All three were awarded the prestigious Gates Millennium Scholarship, which each year funds up to 10 years of education for 1,000 low-income, high-achieving minority students across the country.

The program aims to support students from the undergraduate through doctoral level in science, engineering, mathematics, education and library sciences. African Americans, Latinos and other minorities have long been underrepresented in those fields. Applicants must be U.S. citizens with at least a 3.3 grade-point average.

For the only high school in a city of 58,000 southeast of downtown Los Angeles, to produce three Gates scholars in one year is "a very big deal," said Charles Evans, a spokesman for the program, which was established with a $1-billion grant from the Bill and Melinda Gates Foundation. "When you see a school get more than one, it's unusual and should be celebrated," Evans said.

Some would call that an understatement. The program received 11,000 25-page applications, which were winnowed down to 1,000 recipients, based on grades and income.

Of those, 178 scholarships went to high school students in California, including 21 in Los Angeles, eight in San Diego and two in Long Beach.

This all explains the good feeling these days at Paramount High, a campus of about 3,000 students. The school, where almost all of the students are eligible for free lunch programs, offers a variety of intervention programs and enjoys strong parental support.

But facing skyrocketing tuition costs, "my mom started crying when we learned I'd been awarded the scholarship," Ramon said. "We're not the richest family in the world. She'd been praying for something like this for a long time."
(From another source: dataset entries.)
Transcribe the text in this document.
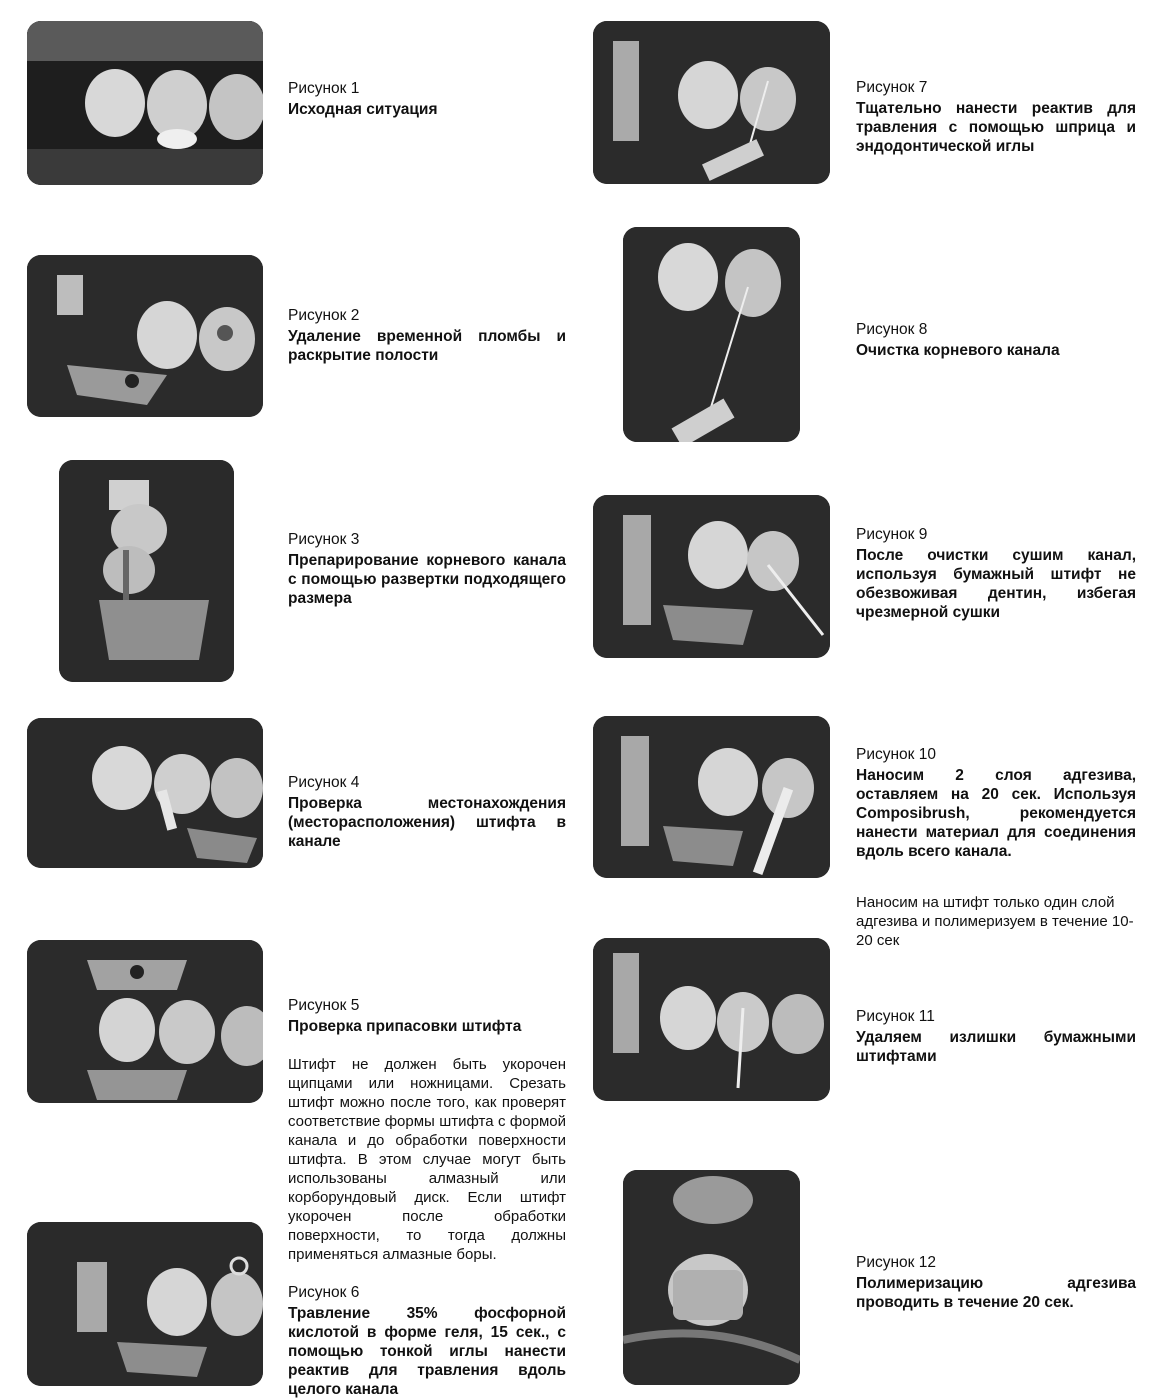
Рисунок 1
Исходная ситуация
Рисунок 2
Удаление временной пломбы и раскрытие полости
Рисунок 3
Препарирование корневого канала с помощью развертки подходящего размера
Рисунок 4
Проверка местонахождения (месторасположения) штифта в канале
Рисунок 5
Проверка припасовки штифта
Штифт не должен быть укорочен щипцами или ножницами. Срезать штифт можно после того, как проверят соответствие формы штифта с формой канала и до обработки поверхности штифта. В этом случае могут быть использованы алмазный или корборундовый диск. Если штифт укорочен после обработки поверхности, то тогда должны применяться алмазные боры.
Рисунок 6
Травление 35% фосфорной кислотой в форме геля, 15 сек., с помощью тонкой иглы нанести реактив для травления вдоль целого канала
Рисунок 7
Тщательно нанести реактив для травления с помощью шприца и эндодонтической иглы
Рисунок 8
Очистка корневого канала
Рисунок 9
После очистки сушим канал, используя бумажный штифт не обезвоживая дентин, избегая чрезмерной сушки
Рисунок 10
Наносим 2 слоя адгезива, оставляем на 20 сек. Используя Composibrush, рекомендуется нанести материал для соединения вдоль всего канала.
Наносим на штифт только один слой адгезива и полимеризуем в течение 10-20 сек
Рисунок 11
Удаляем излишки бумажными штифтами
Рисунок 12
Полимеризацию адгезива проводить в течение 20 сек.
The students were urged to apply for the Gates scholarships late last year by their counselors. The good news was announced a few weeks ago on the campus public address system.

On June 26, their achievement will be honored by the Paramount Unified School District's Board of Education. Paramount Mayor Peggy Lemons said the students will be formally recognized by the City Council in September.
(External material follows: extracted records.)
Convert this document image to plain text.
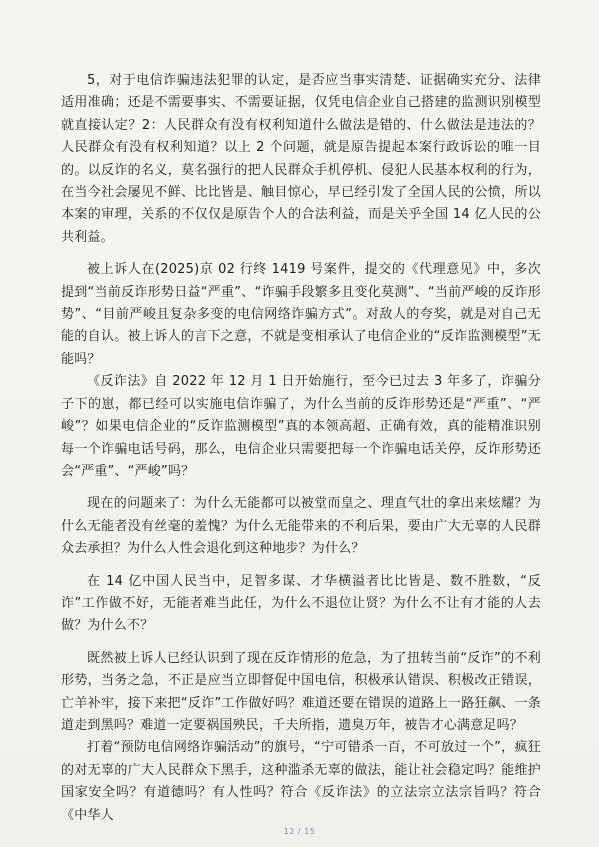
5，对于电信诈骗违法犯罪的认定，是否应当事实清楚、证据确实充分、法律适用准确；还是不需要事实、不需要证据，仅凭电信企业自己搭建的监测识别模型就直接认定？2：人民群众有没有权利知道什么做法是错的、什么做法是违法的？人民群众有没有权利知道？以上 2 个问题，就是原告提起本案行政诉讼的唯一目的。以反诈的名义，莫名强行的把人民群众手机停机、侵犯人民基本权利的行为，在当今社会屡见不鲜、比比皆是、触目惊心，早已经引发了全国人民的公愤，所以本案的审理，关系的不仅仅是原告个人的合法利益，而是关乎全国 14 亿人民的公共利益。

被上诉人在(2025)京 02 行终 1419 号案件，提交的《代理意见》中，多次提到“当前反诈形势日益“严重”、“诈骗手段繁多且变化莫测”、“当前严峻的反诈形势”、“目前严峻且复杂多变的电信网络诈骗方式”。对敌人的夸奖，就是对自己无能的自认。被上诉人的言下之意，不就是变相承认了电信企业的“反诈监测模型”无能吗？

《反诈法》自 2022 年 12 月 1 日开始施行，至今已过去 3 年多了，诈骗分子下的崽，都已经可以实施电信诈骗了，为什么当前的反诈形势还是“严重”、“严峻”？如果电信企业的“反诈监测模型”真的本领高超、正确有效，真的能精准识别每一个诈骗电话号码，那么，电信企业只需要把每一个诈骗电话关停，反诈形势还会“严重”、“严峻”吗？

现在的问题来了：为什么无能都可以被堂而皇之、理直气壮的拿出来炫耀？为什么无能者没有丝毫的羞愧？为什么无能带来的不利后果，要由广大无辜的人民群众去承担？为什么人性会退化到这种地步？为什么？

在 14 亿中国人民当中，足智多谋、才华横溢者比比皆是、数不胜数，“反诈”工作做不好，无能者难当此任，为什么不退位让贤？为什么不让有才能的人去做？为什么不？

既然被上诉人已经认识到了现在反诈情形的危急，为了扭转当前“反诈”的不利形势，当务之急，不正是应当立即督促中国电信，积极承认错误、积极改正错误，亡羊补牢，接下来把“反诈”工作做好吗？难道还要在错误的道路上一路狂飙、一条道走到黑吗？难道一定要祸国殃民，千夫所指，遗臭万年，被告才心满意足吗？

打着“预防电信网络诈骗活动”的旗号，“宁可错杀一百，不可放过一个”，疯狂的对无辜的广大人民群众下黑手，这种滥杀无辜的做法，能让社会稳定吗？能维护国家安全吗？有道德吗？有人性吗？符合《反诈法》的立法宗立法宗旨吗？符合《中华人

12 / 15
"I feel remarkably proud," said David Verdugo, superintendent of Paramount Unified. "There are many words that come to mind: perseverance, courage, confidence and success."

"We aim to use them as models," he added. "Their names will be prominent in my graduation speech before 6,000 people in stands on Thursday."

Michael Krager, who teaches Advanced Placement English literature and comprehension and has a large tattoo of William Shakespeare's face on his right arm, said Suleika, Nunez and Ramon are the kinds of students who "destroy preconceptions about high achievers."

"At first glance, you think, 'They're brilliant, and they must come from stable families with lots of money,' " Krager said. "In fact, their personal histories are nothing like that."

Suleika, for example, was born in the U.S. but spent most of her childhood in Mexico.

She was 9 years old and unable to speak a word of English when her family moved to Paramount. Her younger sister's autism has motivated Suleika to want to specialize in therapeutic sciences.

"Everyone has hardships," said Suleika, sitting on a lunch table at her school. "It all depends on how you deal with them."

Krager suggested another trait that sets the three apart. "None of these kids has that fierce Machiavellian drive to be the best, at any cost," he said. "They're not trying to impress anyone except, maybe, their moms and dads."

"Take Ramon," he said. "His intellectual gifts are simply paramount -- no pun intended."